Washington Redskins owner Jack Kent Cooke, who built the NFL franchise into a three-time Super Bowl champion and was nearing completion of a new stadium in suburban Maryland, died Sunday after suffering a heart attack at his home in Washington. He was 84.
Cooke, who had a long history of heart and respiratory problems, was pronounced dead at George Washington University Hospital at 12:09 p.m. after collapsing in his library Sunday morning, said Dr. Robert Shesser, the chief of GWU’s emergency room.
With Cooke at the hospital were his wife, Marlena Ramallo Cooke, his son John, his daughter-in-law and his grandson. Funeral arrangements were incomplete Sunday.
Redskins officials and Cooke aides said they expected little disruption in overall management of the team or the final phases of the $175 million, 78,600-seat stadium in suburban Landover, Md.
Team President John Kent Cooke, the owner’s son, has told associates he intends to keep the Redskins in the family and assume control of day-to-day operations. The younger Cooke has held wide-ranging authority over the team for the past several years; he declined comment Sunday and instructed his staff and all coaches to refrain from publicly discussing his father’s death.
Born Oct. 25, 1912, in Hamilton, Ontario, Cooke sold encyclopedias during the Depression before making his fortune in radio and television companies, real estate and newspaper publishing.
His net worth when he died was estimated at $825 million, earning him the 170th spot on the most recent Forbes Magazine’s 400 Richest Americans List.

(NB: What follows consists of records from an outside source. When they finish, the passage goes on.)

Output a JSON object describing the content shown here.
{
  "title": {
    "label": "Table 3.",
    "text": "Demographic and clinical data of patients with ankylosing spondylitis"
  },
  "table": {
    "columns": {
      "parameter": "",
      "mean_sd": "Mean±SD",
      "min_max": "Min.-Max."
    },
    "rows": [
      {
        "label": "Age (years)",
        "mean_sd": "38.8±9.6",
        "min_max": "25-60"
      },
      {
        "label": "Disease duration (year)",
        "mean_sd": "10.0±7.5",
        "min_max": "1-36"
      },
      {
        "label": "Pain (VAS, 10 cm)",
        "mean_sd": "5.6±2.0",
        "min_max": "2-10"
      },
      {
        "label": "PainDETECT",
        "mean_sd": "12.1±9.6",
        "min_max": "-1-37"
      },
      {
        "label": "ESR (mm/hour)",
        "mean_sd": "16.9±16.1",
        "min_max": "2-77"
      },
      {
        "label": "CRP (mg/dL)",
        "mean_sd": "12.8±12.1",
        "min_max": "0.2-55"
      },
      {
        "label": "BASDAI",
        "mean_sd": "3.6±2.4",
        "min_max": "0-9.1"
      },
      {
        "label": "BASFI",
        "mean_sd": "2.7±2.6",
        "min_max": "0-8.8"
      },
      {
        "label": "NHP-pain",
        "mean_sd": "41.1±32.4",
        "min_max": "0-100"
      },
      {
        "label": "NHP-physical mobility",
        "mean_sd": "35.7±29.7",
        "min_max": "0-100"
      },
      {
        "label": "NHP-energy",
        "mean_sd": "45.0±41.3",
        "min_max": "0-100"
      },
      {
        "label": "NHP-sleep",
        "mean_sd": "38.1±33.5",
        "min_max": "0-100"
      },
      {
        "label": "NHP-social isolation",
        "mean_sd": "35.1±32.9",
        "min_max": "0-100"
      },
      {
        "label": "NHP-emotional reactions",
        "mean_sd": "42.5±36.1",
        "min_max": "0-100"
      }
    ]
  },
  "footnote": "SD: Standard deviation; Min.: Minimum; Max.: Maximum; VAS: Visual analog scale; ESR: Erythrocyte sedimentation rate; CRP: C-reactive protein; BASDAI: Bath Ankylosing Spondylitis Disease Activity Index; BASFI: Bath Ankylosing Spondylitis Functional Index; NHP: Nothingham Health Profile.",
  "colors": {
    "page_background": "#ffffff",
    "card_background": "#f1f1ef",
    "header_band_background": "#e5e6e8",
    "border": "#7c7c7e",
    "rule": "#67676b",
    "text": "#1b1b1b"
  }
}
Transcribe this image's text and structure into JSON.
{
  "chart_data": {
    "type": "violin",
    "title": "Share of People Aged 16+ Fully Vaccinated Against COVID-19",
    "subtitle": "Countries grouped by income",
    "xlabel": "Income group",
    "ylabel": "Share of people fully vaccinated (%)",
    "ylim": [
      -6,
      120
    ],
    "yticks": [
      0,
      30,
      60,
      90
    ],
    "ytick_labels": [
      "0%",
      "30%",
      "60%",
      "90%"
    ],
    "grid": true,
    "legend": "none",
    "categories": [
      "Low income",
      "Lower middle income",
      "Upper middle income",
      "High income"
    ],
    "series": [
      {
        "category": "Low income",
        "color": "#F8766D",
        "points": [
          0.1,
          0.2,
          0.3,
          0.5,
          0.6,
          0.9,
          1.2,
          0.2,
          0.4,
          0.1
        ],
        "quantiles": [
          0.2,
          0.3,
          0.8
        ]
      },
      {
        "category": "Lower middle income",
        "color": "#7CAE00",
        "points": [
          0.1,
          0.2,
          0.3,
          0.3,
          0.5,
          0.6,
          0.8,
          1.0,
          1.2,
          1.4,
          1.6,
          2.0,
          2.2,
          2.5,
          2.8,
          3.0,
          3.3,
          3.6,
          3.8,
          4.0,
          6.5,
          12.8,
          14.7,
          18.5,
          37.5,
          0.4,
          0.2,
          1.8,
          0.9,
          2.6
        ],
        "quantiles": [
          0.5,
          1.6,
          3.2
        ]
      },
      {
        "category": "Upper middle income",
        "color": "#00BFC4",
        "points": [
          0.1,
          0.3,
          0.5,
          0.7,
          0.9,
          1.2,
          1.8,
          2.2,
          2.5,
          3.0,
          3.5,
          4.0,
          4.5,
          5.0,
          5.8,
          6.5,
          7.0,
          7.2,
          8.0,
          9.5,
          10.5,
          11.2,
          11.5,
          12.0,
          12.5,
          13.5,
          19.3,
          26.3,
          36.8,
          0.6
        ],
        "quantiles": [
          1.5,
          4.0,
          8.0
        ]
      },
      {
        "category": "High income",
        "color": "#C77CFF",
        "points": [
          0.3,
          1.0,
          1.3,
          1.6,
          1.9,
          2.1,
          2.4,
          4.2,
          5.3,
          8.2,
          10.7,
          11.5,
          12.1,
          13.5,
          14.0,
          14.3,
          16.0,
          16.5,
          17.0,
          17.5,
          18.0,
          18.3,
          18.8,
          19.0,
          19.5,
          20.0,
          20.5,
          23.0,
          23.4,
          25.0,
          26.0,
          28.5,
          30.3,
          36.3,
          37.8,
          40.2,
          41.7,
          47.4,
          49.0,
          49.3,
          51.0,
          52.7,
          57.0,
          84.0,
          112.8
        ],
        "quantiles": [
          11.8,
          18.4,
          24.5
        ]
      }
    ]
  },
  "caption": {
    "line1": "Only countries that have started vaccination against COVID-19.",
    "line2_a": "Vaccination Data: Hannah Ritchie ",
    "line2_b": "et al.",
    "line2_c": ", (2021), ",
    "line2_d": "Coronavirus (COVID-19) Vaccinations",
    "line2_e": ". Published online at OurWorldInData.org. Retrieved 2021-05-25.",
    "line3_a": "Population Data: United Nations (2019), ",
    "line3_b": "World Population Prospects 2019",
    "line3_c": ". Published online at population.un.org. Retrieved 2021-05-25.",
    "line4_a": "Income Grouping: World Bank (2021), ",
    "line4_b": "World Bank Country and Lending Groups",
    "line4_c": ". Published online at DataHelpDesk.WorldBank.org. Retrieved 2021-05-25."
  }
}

The flamboyant Cooke suffered fools and uncooperative politicos unkindly. He was a contradictory figure, a big ego in a diminutive body, a deal-maker who got his way by bullying, cajoling and caressing – sometimes all at once.
Maryland Senate President Thomas V. Mike Miller Jr., who negotiated with Cooke, recalled his sizable ego. Miller said he once declined an invitation to sit in Cooke’s exclusive box in Robert F. Kennedy Memorial Stadium, but promised to look up at Cooke from his own end-zone seats.
“There’s probably 40,000 people who look up at you,” Miller recalled telling Cooke.
Cooke replied: “No, all 58,000 look up: I’m part of the show.”
Joe Gibbs, who coached all three of Cooke’s Super Bowl champion teams, Sunday credited Cooke with making Gibbs a professional head coach for the first time 16 years ago.
“I was 40 years old and no one took a chance on me,” Gibbs said Sunday from Texas Motor Speedway in Fort Worth, where the racing team he owns was competing in the Interstate Batteries 500. “That showed the kind of guts he had. He gambled and went with me, a nobody.”
Before his health began to fail, Cooke was a regular at Redskin Park, the team’s practice facility, visiting at least twice a week. He frequently drove his own black BMW into his reserved parking spot, and then, accompanied by his spaniel Coco, would drive a golf cart down to the field area to watch the team practice.
He would sit through bitterly cold days and sweltering heat, commenting on virtually every play and every player. He would chide General Manager Charley Casserly for draft choices that displeased him and compliment him for high-performance players.
Once, when a coach asked, “What are your dreams, Mr. Cooke?” the owner snapped: “I don’t dream. I do.”
In an era when more and more teams are owned by corporations and managed by faceless bureaucrats, Cooke was a prone-to-temper, effusive-in-his-praise patriarch of a family-run team. And said so himself.
“If there is anything more exciting, more invigorating, more tantalizing, more worrisome, more ebullient in the world than owning a franchise like the Washington Redskins, I wish someone would tell me what it is,” Cooke said recently. “It is the best fun there is.”
During a 1992 interview, after announcing plans to build a new stadium, Cooke touched briefly on his own mortality, a subject he customarily avoided.
“I want to be buried in a burgundy-and-gold coffin,” he said. “And when I’m going, someone named Cooke is going to own the team. And when he’s gone, someone else named Cooke is going to run the team.”